Mi pucha palpitó al imaginar la escena, el morbo de mi hermanita seduciendo a nuestro tío pastor. —No mames, Andy, ¿y qué hizo? —pregunté, mi mano subiendo por su muslo hasta rozar el borde de su panocha, todavía húmeda y cálida.
—No aguantó. Me jaló contra él, me levantó el vestido y empezó a tocarme, como si no pudiera parar. Me bajó a una banca, me abrió las piernas y me mamó la rajita hasta que me vine en su boca. —Su voz tembló, y noté cómo sus muslos se apretaban, como si revivirlo la excitara otra vez. —Luego me enseñó a chuparle la verga. La veía muy grande, Dany, y sabe… raro, pero rico. No se vino, aguanta mucho. Después me acostó en la banca y me fue penetrando poco a poco hasta que al fin desvirgó. Me dolió al principio, salió sangre de mi puchita, grite, pero luego lo gocé tanto… como en los videos.
El relato me tenía ardiendo. Mi mano se deslizó entre sus piernas, mis dedos rozando los labios hinchados de su puchita, que estaban resbalosos de sus jugos y el semen de Elías. —Eres una putita, Andy —susurré, pero mi voz estaba cargada de admiración. Ella gimió bajito cuando mis dedos encontraron su clítoris, pequeño y duro, y lo froté despacio.
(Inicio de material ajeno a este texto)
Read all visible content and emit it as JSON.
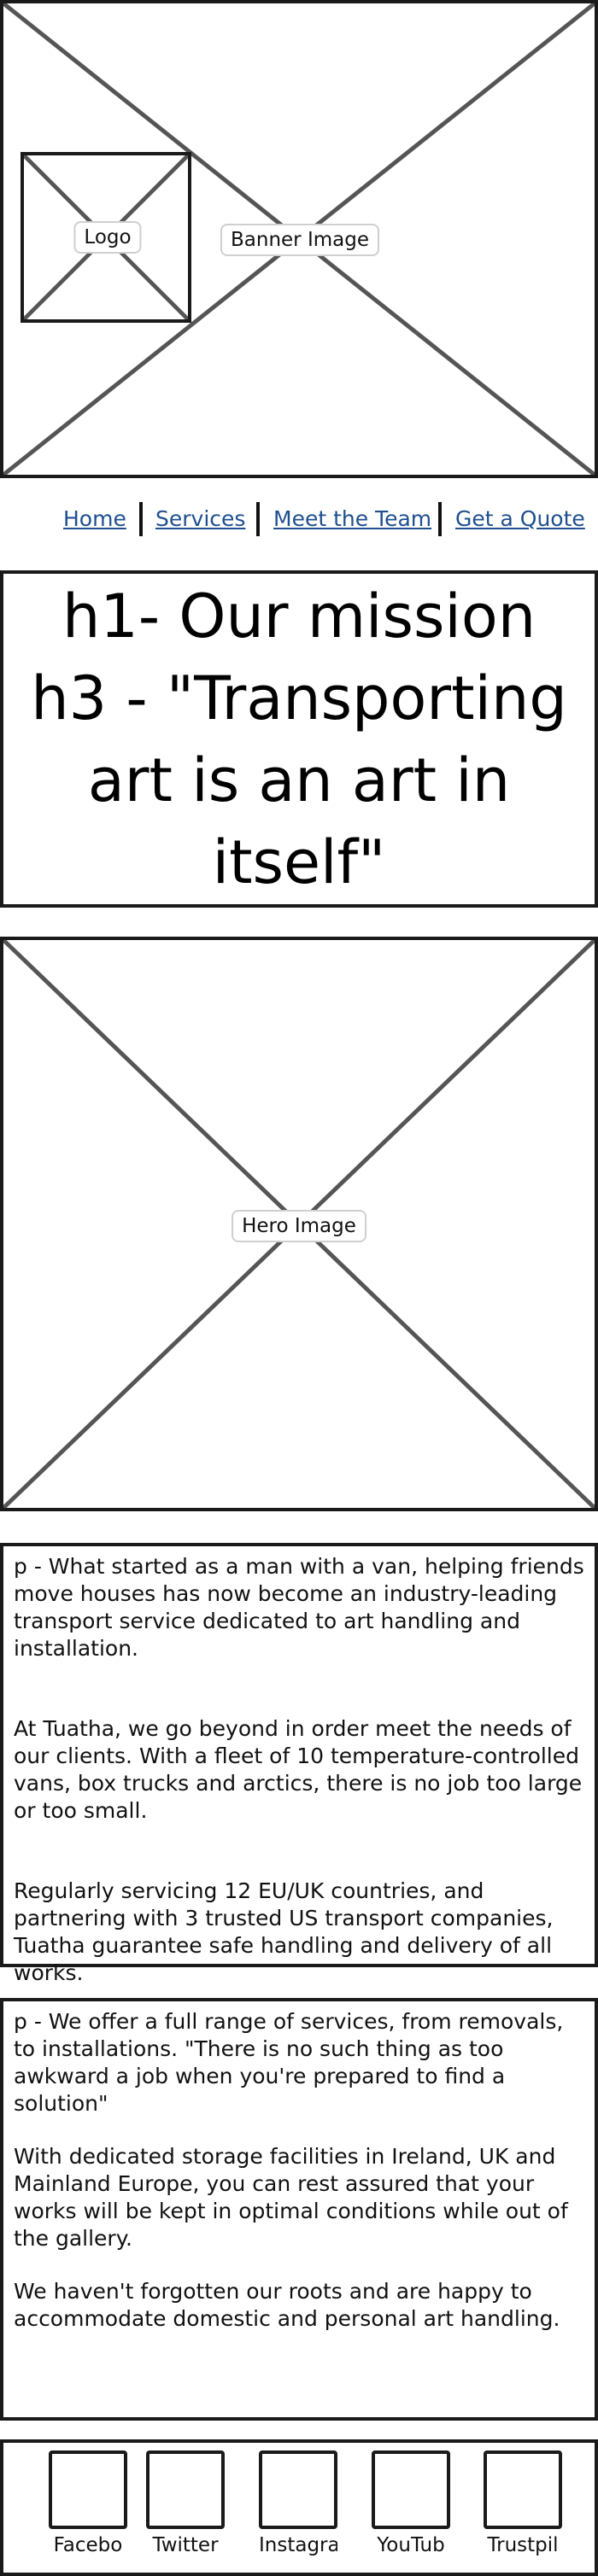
{
  "banner": {
    "logo_label": "Logo",
    "image_label": "Banner Image"
  },
  "nav": {
    "items": [
      "Home",
      "Services",
      "Meet the Team",
      "Get a Quote"
    ]
  },
  "mission": {
    "lines": [
      "h1- Our mission",
      "h3 - \"Transporting",
      "art is an art in",
      "itself\""
    ]
  },
  "hero": {
    "image_label": "Hero Image"
  },
  "about": {
    "paragraphs": [
      "p - What started as a man with a van, helping friends move houses has now become an industry-leading transport service dedicated to art handling and installation.",
      "At Tuatha, we go beyond in order meet the needs of our clients. With a fleet of 10 temperature-controlled vans, box trucks and arctics, there is no job too large or too small.",
      "Regularly servicing 12 EU/UK countries, and partnering with 3 trusted US transport companies, Tuatha guarantee safe handling and delivery of all works."
    ]
  },
  "services": {
    "paragraphs": [
      "p - We offer a full range of services, from removals, to installations. \"There is no such thing as too awkward a job when you're prepared to find a solution\"",
      "With dedicated storage facilities in Ireland, UK and Mainland Europe, you can rest assured that your works will be kept in optimal conditions while out of the gallery.",
      "We haven't forgotten our roots and are happy to accommodate domestic and personal art handling."
    ]
  },
  "footer": {
    "social": [
      "Facebo",
      "Twitter",
      "Instagra",
      "YouTub",
      "Trustpil"
    ]
  }
}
—Tú también, Dany —respondió, girándose para quedar frente a mí. Su boca buscó la mía, y nos besamos, un beso profundo y morboso, nuestras lenguas enredándose con el sabor salado del semen de Elías todavía en nuestros labios. Nos movimos hasta quedar en un 69, mi cara entre sus muslos, su panocha rosada y abierta frente a mí, oliendo a sexo. Lamí sus labios, saboreando la mezcla de sus jugos y el rastro de Elías, mientras su lengua, tímida pero ansiosa, exploraba mi pucha, todavía sensible por la penetración. La imagen de la verga de Elías entrando y saliendo de la panocha de Andy me quemaba la cabeza, y cada lamida suya me acercaba más al borde.
—¡Ay, Dany, me vengo! —gritó Andy, su voz ahogada contra mi pucha, mientras sus muslos temblaban y un chorrito caliente salió de su rajita, manchándome la barbilla. Yo no aguanté más; mi orgasmo explotó, mi pucha contrayéndose contra su lengua, mis gemidos resonando en el cuarto mientras el placer me sacudía. Nos quedamos así, jadeando, nuestras bocas todavía entre las piernas de la otra, hasta que el calor empezó a desvanecerse.
Nos levantamos, temblando, y empezamos a limpiar el desastre. Andy recogió su falda y sus calzones, alisándolos con las manos, mientras yo me puse una camiseta vieja y unos shorts, escondiendo la tanga negra en mi cajón. Abrimos la ventana para que el aire fresco se llevara el olor a sexo, y arreglamos las sábanas antes de que llegaran nuestros papás. Despues de la cena mi papá leyó un versículo de la Biblia, Andy y yo nos miramos en silencio, sellando nuestro secreto con un roce de pies bajo la mesa. Mientras dábamos gracias a Dios por mantener a la familia “libre de pecado” y a sus hijas “castas y puras”, no pude evitar sonreír. Había descubierto algo nuevo: no solo me gustaban las nenas como Andy, sino que verlas con hombres maduros, sus puchitas abiertas por vergones como el de Elías, me excitaba de una forma que nunca imaginé.